Рубят лес. И то зеленое чудо, которое только вчера ослепляло твои глаза, рождало каскады звуков и запахов, сегодня будет срублено и сожжено. Я ни минуты не сомневался, что намеченную рощу срубят. Нужны бревна, нужны доски, нужны дрова.
Но навсегда ведь исчезнут мои тупоносенькие глазастики. И некуда будет в гости ходить. Исчезнут зимние квартиры и дачи, летяжьи баньки и будки предсказания погоды. Надо бы что-то сделать.
Я их спасу! Я выловлю всех глазастиков и переселю на лесной остров посреди мохового болота! И назову его — Остров спасения. Через болото им не уйти. Я буду снова слушать их зимние песни, искать их уборные и кладовые, следить за их странным полетом. И кто знает, вдруг и мне посчастливится увидеть их карнавал!

Текущая страница: 11 (всего у книги 20 страниц) [доступный отрывок для чтения: 5 страниц]

ЖАБИЙ КОРОЛЬ

Царевну-лягушку на белой кувшинке я и раньше встречал. А теперь повстречал и жабьего короля! С белым пушистым пером на голове.

Король прыгал, и белое перо-султан мелькало в сумеречной траве. А когда голый король шагал раскорякой на своих четырёх кривых лапках, перо виляло из стороны в сторону, словно веер. Перо ему было к лицу. Белый султан на бугристой короне. Прямо над бессмысленным золотым глазом. Совершенно непонятный и необъяснимый. Даже сказочный.

Непонятный и необъяснимый… если бы рядом не стоял курятник! Из него-то жаба и выползла. Там-то и прилипло к её голове пушистое куриное пёрышко.

ЗВЕРИНАЯ БАНЯ

Дикие звери тоже в баню ходят. И больше всех любят бегать в баню… дикие свиньи! Баня у них простая: без жара, без мыла, даже без горячей воды. Всего-навсего одна ванна – лунка в земле. В лунке – вода болотная. Вместо мыльной пены – жижа. Вместо мочалки – пучки старой травы и мха. Вас бы в такую «баню» и не заманить. А кабаны так и лезут. Вот до чего баню любят!
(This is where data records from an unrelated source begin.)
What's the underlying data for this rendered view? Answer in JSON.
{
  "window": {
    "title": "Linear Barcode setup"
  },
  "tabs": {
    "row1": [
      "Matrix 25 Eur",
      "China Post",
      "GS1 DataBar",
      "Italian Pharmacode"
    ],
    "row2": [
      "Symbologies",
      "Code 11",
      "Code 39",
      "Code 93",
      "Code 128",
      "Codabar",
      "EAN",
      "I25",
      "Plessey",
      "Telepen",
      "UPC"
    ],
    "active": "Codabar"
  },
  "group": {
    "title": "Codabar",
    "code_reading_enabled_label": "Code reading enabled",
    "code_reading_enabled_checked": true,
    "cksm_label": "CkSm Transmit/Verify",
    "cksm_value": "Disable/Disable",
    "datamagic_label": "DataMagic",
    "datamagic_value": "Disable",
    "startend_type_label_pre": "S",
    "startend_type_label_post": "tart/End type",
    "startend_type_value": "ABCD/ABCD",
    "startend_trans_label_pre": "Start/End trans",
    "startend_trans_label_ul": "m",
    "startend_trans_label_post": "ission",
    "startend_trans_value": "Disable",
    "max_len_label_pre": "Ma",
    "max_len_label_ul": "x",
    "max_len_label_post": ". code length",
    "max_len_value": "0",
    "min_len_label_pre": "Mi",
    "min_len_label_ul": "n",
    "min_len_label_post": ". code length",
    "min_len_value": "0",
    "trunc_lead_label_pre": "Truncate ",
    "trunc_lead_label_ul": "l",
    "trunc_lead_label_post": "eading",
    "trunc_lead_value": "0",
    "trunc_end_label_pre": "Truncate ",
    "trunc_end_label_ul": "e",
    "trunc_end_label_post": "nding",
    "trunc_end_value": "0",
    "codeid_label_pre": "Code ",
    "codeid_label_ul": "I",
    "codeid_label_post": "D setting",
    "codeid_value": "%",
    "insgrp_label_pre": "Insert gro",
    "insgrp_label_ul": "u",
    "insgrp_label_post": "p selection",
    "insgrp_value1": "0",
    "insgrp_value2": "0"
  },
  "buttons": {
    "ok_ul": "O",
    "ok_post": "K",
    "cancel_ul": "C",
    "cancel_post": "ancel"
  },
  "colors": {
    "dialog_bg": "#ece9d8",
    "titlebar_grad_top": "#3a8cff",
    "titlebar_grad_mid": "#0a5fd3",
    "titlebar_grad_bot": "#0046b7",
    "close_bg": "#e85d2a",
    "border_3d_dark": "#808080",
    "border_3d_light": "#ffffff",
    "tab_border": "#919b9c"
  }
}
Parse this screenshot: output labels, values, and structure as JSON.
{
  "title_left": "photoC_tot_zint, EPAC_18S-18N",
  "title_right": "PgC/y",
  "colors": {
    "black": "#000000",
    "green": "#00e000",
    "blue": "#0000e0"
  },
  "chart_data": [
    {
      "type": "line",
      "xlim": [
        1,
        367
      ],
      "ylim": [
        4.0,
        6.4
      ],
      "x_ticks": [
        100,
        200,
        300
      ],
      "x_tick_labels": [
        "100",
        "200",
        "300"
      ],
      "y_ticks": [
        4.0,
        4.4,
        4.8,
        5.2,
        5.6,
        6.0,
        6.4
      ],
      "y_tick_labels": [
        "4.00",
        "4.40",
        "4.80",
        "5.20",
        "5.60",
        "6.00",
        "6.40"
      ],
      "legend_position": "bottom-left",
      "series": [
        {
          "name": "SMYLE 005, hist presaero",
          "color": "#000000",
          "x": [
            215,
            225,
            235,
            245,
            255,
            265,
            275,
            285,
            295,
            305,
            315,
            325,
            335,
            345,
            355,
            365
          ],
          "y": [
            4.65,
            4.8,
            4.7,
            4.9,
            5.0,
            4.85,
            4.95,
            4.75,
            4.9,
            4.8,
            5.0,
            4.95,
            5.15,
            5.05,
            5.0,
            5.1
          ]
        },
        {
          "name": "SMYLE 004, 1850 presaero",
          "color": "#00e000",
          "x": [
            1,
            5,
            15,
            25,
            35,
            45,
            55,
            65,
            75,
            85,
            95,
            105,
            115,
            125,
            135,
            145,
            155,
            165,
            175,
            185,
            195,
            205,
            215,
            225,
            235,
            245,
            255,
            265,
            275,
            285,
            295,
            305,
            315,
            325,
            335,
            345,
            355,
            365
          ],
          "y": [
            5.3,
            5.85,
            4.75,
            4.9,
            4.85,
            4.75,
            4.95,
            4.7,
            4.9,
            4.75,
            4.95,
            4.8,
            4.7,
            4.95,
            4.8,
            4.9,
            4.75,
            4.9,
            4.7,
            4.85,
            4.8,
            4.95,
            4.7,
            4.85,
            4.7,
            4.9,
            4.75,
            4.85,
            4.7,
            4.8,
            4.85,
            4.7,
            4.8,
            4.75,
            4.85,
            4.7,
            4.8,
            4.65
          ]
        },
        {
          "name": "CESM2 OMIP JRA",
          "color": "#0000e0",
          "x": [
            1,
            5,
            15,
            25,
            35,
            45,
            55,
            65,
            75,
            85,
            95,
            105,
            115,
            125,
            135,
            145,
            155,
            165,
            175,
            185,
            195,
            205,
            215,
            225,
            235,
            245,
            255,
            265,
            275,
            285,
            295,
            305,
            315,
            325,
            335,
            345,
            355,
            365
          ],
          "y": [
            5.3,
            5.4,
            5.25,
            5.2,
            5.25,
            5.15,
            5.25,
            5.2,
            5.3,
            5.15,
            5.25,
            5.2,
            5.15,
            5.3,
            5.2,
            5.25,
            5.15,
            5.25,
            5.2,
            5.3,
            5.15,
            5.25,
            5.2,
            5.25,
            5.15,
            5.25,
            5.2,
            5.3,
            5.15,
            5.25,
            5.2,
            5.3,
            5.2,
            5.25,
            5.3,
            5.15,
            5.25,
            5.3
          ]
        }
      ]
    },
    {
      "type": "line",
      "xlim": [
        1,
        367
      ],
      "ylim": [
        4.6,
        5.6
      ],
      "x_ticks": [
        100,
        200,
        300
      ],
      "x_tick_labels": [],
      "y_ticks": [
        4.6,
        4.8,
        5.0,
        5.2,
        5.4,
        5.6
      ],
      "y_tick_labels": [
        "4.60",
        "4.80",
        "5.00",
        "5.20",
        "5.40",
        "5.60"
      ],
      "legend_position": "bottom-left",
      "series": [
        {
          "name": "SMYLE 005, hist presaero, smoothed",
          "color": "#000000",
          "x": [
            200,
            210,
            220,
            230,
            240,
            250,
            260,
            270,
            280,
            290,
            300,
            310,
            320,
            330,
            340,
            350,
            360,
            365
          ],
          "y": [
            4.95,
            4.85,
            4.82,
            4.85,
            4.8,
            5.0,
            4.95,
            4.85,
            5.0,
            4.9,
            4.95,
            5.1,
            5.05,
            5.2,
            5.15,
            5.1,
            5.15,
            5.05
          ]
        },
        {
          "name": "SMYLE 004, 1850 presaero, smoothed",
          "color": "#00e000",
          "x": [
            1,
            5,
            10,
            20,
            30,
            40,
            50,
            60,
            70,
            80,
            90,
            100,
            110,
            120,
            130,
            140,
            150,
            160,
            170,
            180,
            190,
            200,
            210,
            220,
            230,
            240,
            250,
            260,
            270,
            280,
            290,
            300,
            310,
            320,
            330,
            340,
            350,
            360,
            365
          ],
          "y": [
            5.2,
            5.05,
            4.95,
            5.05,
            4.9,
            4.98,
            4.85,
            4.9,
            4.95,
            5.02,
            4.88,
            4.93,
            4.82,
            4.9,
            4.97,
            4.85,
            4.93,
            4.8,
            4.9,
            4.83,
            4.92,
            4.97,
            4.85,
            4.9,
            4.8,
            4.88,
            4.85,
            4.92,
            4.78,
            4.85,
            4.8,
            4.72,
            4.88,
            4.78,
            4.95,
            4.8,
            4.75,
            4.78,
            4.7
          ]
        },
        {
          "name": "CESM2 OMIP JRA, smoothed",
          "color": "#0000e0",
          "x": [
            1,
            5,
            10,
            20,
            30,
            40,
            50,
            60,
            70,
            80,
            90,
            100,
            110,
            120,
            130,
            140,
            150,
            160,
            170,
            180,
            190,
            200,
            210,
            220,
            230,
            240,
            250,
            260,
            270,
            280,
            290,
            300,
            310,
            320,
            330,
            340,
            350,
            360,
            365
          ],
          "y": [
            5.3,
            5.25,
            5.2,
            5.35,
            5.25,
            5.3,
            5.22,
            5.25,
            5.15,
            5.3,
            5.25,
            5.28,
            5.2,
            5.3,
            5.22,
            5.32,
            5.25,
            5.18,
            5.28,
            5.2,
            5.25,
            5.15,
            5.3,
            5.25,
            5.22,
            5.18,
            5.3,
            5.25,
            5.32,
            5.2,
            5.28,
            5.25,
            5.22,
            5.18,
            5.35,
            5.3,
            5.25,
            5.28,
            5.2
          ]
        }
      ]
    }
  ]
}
Но ходят кабаны в баню совсем не затем, зачем ходим мы. Мы зачем в баню ходим? Мыться. А кабаны ходят… пачкаться! Мы грязь с себя мочалкой смываем, а кабаны нарочно грязь на себя намазывают. И чем больше вымажутся, тем хрюкают веселей. И после своей свиной бани они в сто раз грязнее, чем до неё. И рады-радёшеньки! Уж теперь-то сквозь грязевой панцирь никакие кусаки до их шкуры не доберутся: ни комары, ни москиты, ни слепни. Щетина у них летом редкая, вот они и намазываются. Выкатаются, вымажутся – и не почешутся!

В КОНЦЕ ТАИНСТВЕННОГО СЛЕДА…

Сверху озерко с песчаным пляжем казалось голубым блюдечком с золотой каёмочкой. Не бороздили воду рыбачьи лодки, и не топтали песок грубые ребячьи сапоги. Безлюдно вокруг. А там, где безлюдно, там всегда многоптично и многозверно.

Я приходил к озерку смотреть звериные росписи на песке. Кто был, что делал, куда ушёл?

Вот лиса воду лакала, ножки намочила.

Зайчишка на плюшевых лапках проковылял.

А вот след со звериными когтями и утиными перепонками – это выдра из воды вылезла.

Знакомые следы знакомых зверей.

И вдруг следок незнакомый! Бороздки и двоеточия: то ли зверёк, то ли птица, то ли ещё кто? Пересёк след песок и исчез в кустах.

Вот ещё непонятный след – бороздка протянулась из кустов и пропала в траве.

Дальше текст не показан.